There’s the ‘don’t worry, he won’t hurt you’ pitbull owner.

Yeah, but he’ll eat my dog.

Same guy who flies the AR-15 banner.

Also drives a lifted black pickup.

Often flown with a Blue Lives Matter flag.

I was brought up, two topics you never brought up – politics and religion.

Turns out they are the same thing and these days folks won’t shut up about it.

What type of imaginative faith and seditious rectitude has you announcing JESUS IS MY SAVIOR TRUMP IS MY PRESIDENT with a colorful banner on a tall pole in your front lawn? Which you water excessively in violation of current drought restrictions.

The fat lady with her not quite as fat dog and no fence. Cute dog, even chubby, waddles too fast for her owner. I have to stop my workout because Chloe will follow Ragnar to the ends of the earth and the fat lady is never gonna catch up. I just can’t do it.

Never was gonna kill her – wouldn’t want to orphan Chloe.

Go round the corner, who do I see? It’s The Butt Who Won’t Pick Up After His Mutt.

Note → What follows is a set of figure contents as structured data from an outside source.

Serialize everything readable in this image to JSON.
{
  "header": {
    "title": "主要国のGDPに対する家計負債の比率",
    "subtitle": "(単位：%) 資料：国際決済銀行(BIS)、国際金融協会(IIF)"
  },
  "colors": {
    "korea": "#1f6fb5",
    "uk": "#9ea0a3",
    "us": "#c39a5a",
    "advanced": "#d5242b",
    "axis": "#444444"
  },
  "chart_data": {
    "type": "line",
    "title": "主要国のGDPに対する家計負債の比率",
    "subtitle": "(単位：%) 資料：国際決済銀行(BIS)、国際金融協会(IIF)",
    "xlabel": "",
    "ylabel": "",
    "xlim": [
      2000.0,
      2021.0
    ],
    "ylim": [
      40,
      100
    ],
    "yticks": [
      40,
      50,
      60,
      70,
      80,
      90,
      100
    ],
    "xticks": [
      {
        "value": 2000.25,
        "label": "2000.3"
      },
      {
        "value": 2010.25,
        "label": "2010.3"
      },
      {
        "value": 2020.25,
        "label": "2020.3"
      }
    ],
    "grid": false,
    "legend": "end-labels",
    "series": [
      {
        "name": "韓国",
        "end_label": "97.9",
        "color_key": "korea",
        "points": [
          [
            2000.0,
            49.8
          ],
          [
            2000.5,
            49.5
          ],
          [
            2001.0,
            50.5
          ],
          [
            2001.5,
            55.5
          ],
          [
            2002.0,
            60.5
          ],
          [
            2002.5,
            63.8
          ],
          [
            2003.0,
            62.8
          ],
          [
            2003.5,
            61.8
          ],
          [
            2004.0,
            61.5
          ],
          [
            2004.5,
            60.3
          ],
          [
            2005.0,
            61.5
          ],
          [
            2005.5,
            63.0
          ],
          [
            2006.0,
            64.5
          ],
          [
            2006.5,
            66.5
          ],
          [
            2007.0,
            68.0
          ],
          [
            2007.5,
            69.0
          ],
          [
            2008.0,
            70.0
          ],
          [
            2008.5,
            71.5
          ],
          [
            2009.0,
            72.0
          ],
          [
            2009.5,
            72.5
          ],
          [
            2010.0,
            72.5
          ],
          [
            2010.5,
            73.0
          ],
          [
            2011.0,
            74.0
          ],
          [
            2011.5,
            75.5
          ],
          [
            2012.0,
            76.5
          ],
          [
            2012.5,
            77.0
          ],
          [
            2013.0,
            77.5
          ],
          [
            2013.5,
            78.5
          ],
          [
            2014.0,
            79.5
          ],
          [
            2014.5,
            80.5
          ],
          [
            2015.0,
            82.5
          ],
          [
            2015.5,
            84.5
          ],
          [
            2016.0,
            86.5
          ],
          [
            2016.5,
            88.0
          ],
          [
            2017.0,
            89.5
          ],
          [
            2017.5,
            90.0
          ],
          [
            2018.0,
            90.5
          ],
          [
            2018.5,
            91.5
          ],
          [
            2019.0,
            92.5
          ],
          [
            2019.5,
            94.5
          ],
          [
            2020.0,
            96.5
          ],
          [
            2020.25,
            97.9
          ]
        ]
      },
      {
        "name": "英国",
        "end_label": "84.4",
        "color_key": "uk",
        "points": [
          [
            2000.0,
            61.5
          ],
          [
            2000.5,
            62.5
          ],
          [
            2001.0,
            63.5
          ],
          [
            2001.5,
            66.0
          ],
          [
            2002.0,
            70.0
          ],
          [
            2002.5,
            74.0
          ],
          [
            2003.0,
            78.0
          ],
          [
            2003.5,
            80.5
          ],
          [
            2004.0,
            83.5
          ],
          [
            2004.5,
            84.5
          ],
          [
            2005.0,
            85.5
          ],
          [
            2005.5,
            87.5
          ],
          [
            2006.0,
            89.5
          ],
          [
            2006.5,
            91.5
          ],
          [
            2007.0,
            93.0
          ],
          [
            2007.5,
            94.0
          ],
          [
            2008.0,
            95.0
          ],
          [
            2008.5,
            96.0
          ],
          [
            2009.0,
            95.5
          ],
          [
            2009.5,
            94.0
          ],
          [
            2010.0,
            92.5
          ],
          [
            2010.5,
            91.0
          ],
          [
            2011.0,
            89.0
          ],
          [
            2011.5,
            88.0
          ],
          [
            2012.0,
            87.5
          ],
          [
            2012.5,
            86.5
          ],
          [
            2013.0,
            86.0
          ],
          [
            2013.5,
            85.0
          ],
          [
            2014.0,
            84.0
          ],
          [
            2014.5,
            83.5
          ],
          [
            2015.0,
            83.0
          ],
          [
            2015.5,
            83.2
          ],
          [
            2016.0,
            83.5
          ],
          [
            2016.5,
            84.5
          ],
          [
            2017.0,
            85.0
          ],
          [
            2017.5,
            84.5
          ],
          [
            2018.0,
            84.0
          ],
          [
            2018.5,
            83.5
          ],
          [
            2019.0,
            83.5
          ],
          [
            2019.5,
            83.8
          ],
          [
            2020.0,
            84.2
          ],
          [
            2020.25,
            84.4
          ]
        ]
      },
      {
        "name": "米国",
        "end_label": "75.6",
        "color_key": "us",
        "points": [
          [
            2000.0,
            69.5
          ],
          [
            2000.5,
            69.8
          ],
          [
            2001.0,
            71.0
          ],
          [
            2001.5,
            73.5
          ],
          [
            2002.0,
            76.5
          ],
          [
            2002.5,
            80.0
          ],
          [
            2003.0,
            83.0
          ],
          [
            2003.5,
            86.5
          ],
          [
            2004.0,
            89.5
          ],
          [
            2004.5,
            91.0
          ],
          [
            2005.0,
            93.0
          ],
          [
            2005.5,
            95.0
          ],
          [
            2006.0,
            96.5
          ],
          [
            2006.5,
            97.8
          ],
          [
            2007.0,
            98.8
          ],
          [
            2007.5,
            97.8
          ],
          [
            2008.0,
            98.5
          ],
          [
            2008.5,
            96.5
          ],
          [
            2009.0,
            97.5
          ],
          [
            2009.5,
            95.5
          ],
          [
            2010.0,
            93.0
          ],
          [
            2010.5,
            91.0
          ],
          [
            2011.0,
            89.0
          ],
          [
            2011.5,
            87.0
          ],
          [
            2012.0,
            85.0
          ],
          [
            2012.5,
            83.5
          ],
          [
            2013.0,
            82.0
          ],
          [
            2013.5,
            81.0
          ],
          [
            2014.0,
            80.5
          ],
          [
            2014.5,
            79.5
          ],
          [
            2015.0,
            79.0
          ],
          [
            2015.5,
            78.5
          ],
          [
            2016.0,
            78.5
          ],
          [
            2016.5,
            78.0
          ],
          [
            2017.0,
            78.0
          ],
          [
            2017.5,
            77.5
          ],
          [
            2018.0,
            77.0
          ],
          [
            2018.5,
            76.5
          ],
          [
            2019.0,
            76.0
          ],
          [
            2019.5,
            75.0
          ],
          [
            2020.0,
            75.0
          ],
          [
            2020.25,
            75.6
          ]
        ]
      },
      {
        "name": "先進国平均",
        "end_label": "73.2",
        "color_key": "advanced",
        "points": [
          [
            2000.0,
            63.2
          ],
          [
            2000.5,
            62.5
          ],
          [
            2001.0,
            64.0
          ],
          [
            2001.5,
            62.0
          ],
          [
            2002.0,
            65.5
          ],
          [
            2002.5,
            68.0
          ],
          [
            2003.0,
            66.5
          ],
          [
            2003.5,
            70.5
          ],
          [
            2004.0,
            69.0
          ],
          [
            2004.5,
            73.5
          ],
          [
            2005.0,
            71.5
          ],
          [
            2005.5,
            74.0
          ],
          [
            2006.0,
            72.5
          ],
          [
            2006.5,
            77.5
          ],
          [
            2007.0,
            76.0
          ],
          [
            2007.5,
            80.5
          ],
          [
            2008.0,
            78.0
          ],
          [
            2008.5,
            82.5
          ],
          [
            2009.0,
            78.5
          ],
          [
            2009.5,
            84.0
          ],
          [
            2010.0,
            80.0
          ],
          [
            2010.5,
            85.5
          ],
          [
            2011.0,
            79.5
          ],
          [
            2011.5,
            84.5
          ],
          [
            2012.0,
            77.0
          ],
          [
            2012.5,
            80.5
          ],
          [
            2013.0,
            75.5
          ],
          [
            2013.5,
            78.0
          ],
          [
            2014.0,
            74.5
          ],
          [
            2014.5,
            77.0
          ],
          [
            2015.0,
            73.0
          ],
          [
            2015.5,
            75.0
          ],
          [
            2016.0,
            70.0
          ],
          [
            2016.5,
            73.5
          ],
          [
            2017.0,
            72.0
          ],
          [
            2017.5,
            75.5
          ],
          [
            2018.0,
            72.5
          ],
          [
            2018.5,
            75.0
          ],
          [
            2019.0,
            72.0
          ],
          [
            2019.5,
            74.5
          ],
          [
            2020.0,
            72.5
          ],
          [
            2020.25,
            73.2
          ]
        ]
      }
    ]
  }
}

Lived once in a town I probably shouldn’t name – okay, it was Venice – where dogs were banned from the neighborhood park because of uncontrolled canine fecal matter. Not the kind of guy to attend community meetings, let alone grab the microphone and calmly state in my best Walter White voice, “Dogs are not the problem. Dog owners are. You feed them the kibble, you pick up the kibble when they’re done with it. This shit ends now.”

Cute little couple down the street, matching set of actual living garden gnomes, who squat in their lawn plucking weeds from between the blades of grass. Grooming like monkey drug addicts mining for fallen flakes in the shag carpeting. You know what I’m talking about.

No crazier than the guy who polishes his mail box.

Who does that?

I let it go.

We surprised the heavily disguised author surveilling his next victim.

Barker needed his walks. Can’t stop those. That’s just not healthy. Motion is life.

He decided to direct his ire at heavily armed black – the trucks, not the people – pickup drivers and bad – the people, not the dogs – dog owners.

Doesn’t sound healthy either. TOO MANY GUNS. May have to rethink this whole thing. Can’t hurt any dogs.

He went back to weeding the vacant lot. He’d show them who’s crazy.

Fascists would make good compost, he thought.

* What is behind the sharp rise in pedestrian deaths? Jamelle Bouie. New York Times. 10/21/2023.